Монстры под лестницей

22
18
20
22
24
26
28
30

Живот сводит, я с трудом сдерживаю внутри пироги Марго. Пытаюсь закрыть глаза, но не выходит. Кап-кап. Ощупываю их руками, с ужасом обнаружив, что у меня больше нет век. В порыве оборачиваюсь к двойнику и вижу лишь, как где-то вдали он злорадно улыбается по ТУ сторону зеркала.

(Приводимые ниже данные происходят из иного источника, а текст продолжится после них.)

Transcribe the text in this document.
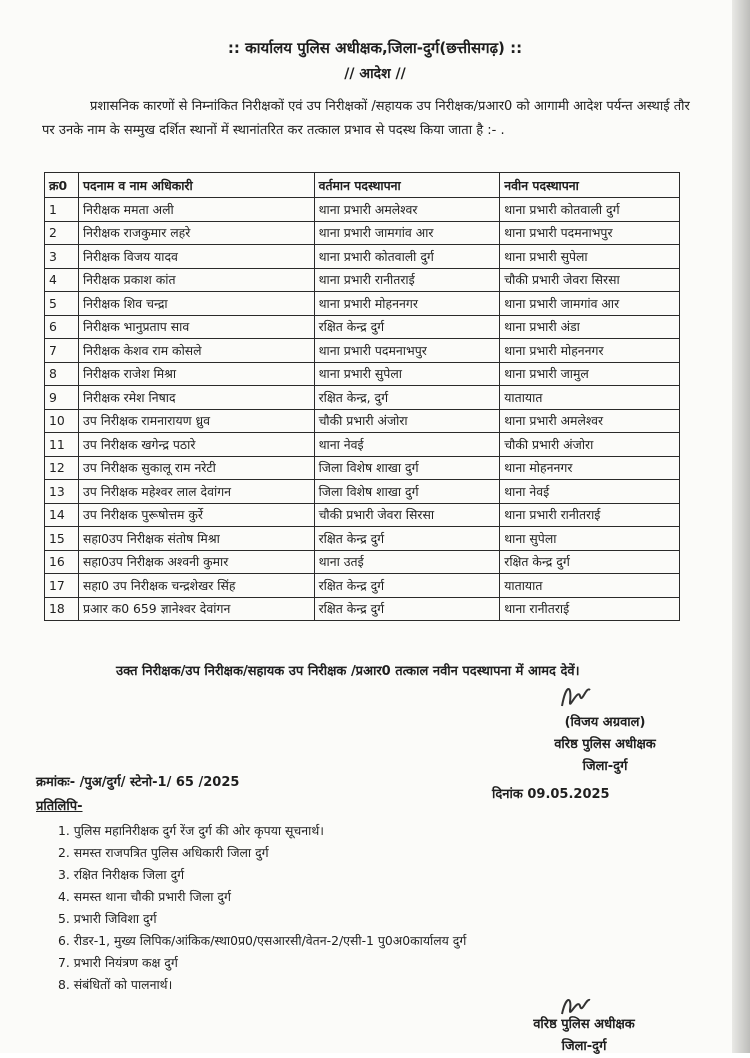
:: कार्यालय पुलिस अधीक्षक,जिला-दुर्ग(छत्तीसगढ़) ::
// आदेश //
प्रशासनिक कारणों से निम्नांकित निरीक्षकों एवं उप निरीक्षकों /सहायक उप निरीक्षक/प्रआर0 को आगामी आदेश पर्यन्त अस्थाई तौर पर उनके नाम के सम्मुख दर्शित स्थानों में स्थानांतरित कर तत्काल प्रभाव से पदस्थ किया जाता है :- .
क्र0	पदनाम व नाम अधिकारी	वर्तमान पदस्थापना	नवीन पदस्थापना
1	निरीक्षक ममता अली	थाना प्रभारी अमलेश्वर	थाना प्रभारी कोतवाली दुर्ग
2	निरीक्षक राजकुमार लहरे	थाना प्रभारी जामगांव आर	थाना प्रभारी पदमनाभपुर
3	निरीक्षक विजय यादव	थाना प्रभारी कोतवाली दुर्ग	थाना प्रभारी सुपेला
4	निरीक्षक प्रकाश कांत	थाना प्रभारी रानीतराई	चौकी प्रभारी जेवरा सिरसा
5	निरीक्षक शिव चन्द्रा	थाना प्रभारी मोहननगर	थाना प्रभारी जामगांव आर
6	निरीक्षक भानुप्रताप साव	रक्षित केन्द्र दुर्ग	थाना प्रभारी अंडा
7	निरीक्षक केशव राम कोसले	थाना प्रभारी पदमनाभपुर	थाना प्रभारी मोहननगर
8	निरीक्षक राजेश मिश्रा	थाना प्रभारी सुपेला	थाना प्रभारी जामुल
9	निरीक्षक रमेश निषाद	रक्षित केन्द्र, दुर्ग	यातायात
10	उप निरीक्षक रामनारायण ध्रुव	चौकी प्रभारी अंजोरा	थाना प्रभारी अमलेश्वर
11	उप निरीक्षक खगेन्द्र पठारे	थाना नेवई	चौकी प्रभारी अंजोरा
12	उप निरीक्षक सुकालू राम नरेटी	जिला विशेष शाखा दुर्ग	थाना मोहननगर
13	उप निरीक्षक महेश्वर लाल देवांगन	जिला विशेष शाखा दुर्ग	थाना नेवई
14	उप निरीक्षक पुरूषोत्तम कुर्रे	चौकी प्रभारी जेवरा सिरसा	थाना प्रभारी रानीतराई
15	सहा0उप निरीक्षक संतोष मिश्रा	रक्षित केन्द्र दुर्ग	थाना सुपेला
16	सहा0उप निरीक्षक अश्वनी कुमार	थाना उतई	रक्षित केन्द्र दुर्ग
17	सहा0 उप निरीक्षक चन्द्रशेखर सिंह	रक्षित केन्द्र दुर्ग	यातायात
18	प्रआर क0 659 ज्ञानेश्वर देवांगन	रक्षित केन्द्र दुर्ग	थाना रानीतराई
उक्त निरीक्षक/उप निरीक्षक/सहायक उप निरीक्षक /प्रआर0 तत्काल नवीन पदस्थापना में आमद देवें।
(विजय अग्रवाल)
वरिष्ठ पुलिस अधीक्षक
जिला-दुर्ग
क्रमांकः- /पुअ/दुर्ग/ स्टेनो-1/ 65 /2025
दिनांक 09.05.2025
प्रतिलिपि-
1. पुलिस महानिरीक्षक दुर्ग रेंज दुर्ग की ओर कृपया सूचनार्थ।
2. समस्त राजपत्रित पुलिस अधिकारी जिला दुर्ग
3. रक्षित निरीक्षक जिला दुर्ग
4. समस्त थाना चौकी प्रभारी जिला दुर्ग
5. प्रभारी जिविशा दुर्ग
6. रीडर-1, मुख्य लिपिक/आंकिक/स्था0प्र0/एसआरसी/वेतन-2/एसी-1 पु0अ0कार्यालय दुर्ग
7. प्रभारी नियंत्रण कक्ष दुर्ग
8. संबंधितों को पालनार्थ।
वरिष्ठ पुलिस अधीक्षक
जिला-दुर्ग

Крик вырывается из груди, я ору что есть мочи, но в этом мире нет других звуков, кроме мерного капанья времени-воды. Нет других запахов, кроме зловония тлена. Нет надежды. Нет жизни. Я стою на краю и не знаю, что мне делать, где укрыться. Смотрю в черные провалы глаз гигантских кукол, ища спасения во тьме. Но и тьма не желает принять меня, она вырывается сотнями черных пятен, бесшумной стаей ночных птиц, которые рождаются от ветвей мертвых деревьев, выходят из потухшего сознания големов и питаются душами, полными страха.

Птицы кружат вокруг меня, вьют кокон из клювов и перьев, и золотым росчерком в разорванном разуме я читаю слова:

«Это место называют Вороний Погост. Может, от того, что тут полно черных птиц, а может, и нет. Есть одна история… О дубе, что растет через два мира, и черные птицы лишь его часть, способная летать с ветви на ветвь, с жизни на жизнь…»

Первая птица вонзается острым, как нож, клювом мне в плечо, вырывает кусок и уносится прочь, вторая делает то же самое. Боль столь велика, что перестает существовать, мир съеживается до точки, и эта точка горит янтарной искрой.

Я знаю, что птицы хотят добраться до нее, очистить от плоти, от костей, выпить мои слезы и кровь, а после и пожрать эту искру.

Я больше не чувствую себя, лишь безвольно смотрю на трепещущий огонек. Кап.

Если он погаснет, то ма не нужно будет жертвовать собой. Просто дай ему погаснуть.

Может, и так. Кап. Может, эти пляшущие слова верны… Но я не успеваю сдаться. Фиолетово-аквамариновая молния прорезает тьму, рвет клыками и когтями на куски, алые капли падают на черные перья, время останавливается, а в прореху бьет яркий свет, заставляющий меня зажмуриться.

Когда я открываю глаза, то стою в прачечной своего дома. А в зеркале всего лишь мое отражение. Мир вновь обрел звуки и цвет, а морок дурного сна-забытья рассеялся. Рядом со мной возится Атта. И чем больше я смотрю на него, тем меньше помню привидевшееся. Как часто бывает с дурным сном, стоит при пробуждении посмотреть в окно и отправить его к облачным китам. Киты расправляются с кошмарами на раз.

– Ма-а-кс? – протянул Атта и шлепнул по моему отражению в зеркале.

Я кивнул:

– Ага.

– Не ага! – возразил монстр, подскочил ко мне, вновь поднялся на задние лапы и шлепнул теперь меня своей лапой. – Ма-а-кс!

Я вновь кивнул, а мой новый друг сдвинул брови, глянул на меня как на полудурка и опять подскочил к зеркалу:

– Не Макс! – Атта оскалился. – Немакс!

– Ну да, – почесал я затылок, расшифровывая речь монстра. – Не совсем я. Мое отражение.

После я полчаса наблюдал, как мой монстр шлепал зеркало, крутился, вертелся, задирал лапы и корчил рожи. Мне было сложно понять, играет ли он, или пугает того, второго Атту. Не-Атту и Не-Макса. Но со стороны выглядело это крайне потешно. За это время я даже успел высушить феном промокшую одежду. Монстр был столь занят собой, что не обратил на жужжание никакого внимания.

Потеха так понравилась Атте, что утаскивать его пришлось силой. Пришлось даже подкупить юного нарцисса карманным зеркальцем, которое я отыскал в одном из ящичков тумбы. Маленькое, круглое, с узором в виде птицы, выложенным перламутром. Хоть в нем и помещался практически один глаз Атты, но монстр остался ужасно доволен.

– Атта! – сунул зеркальце мне в нос монстр. – Не-Атта!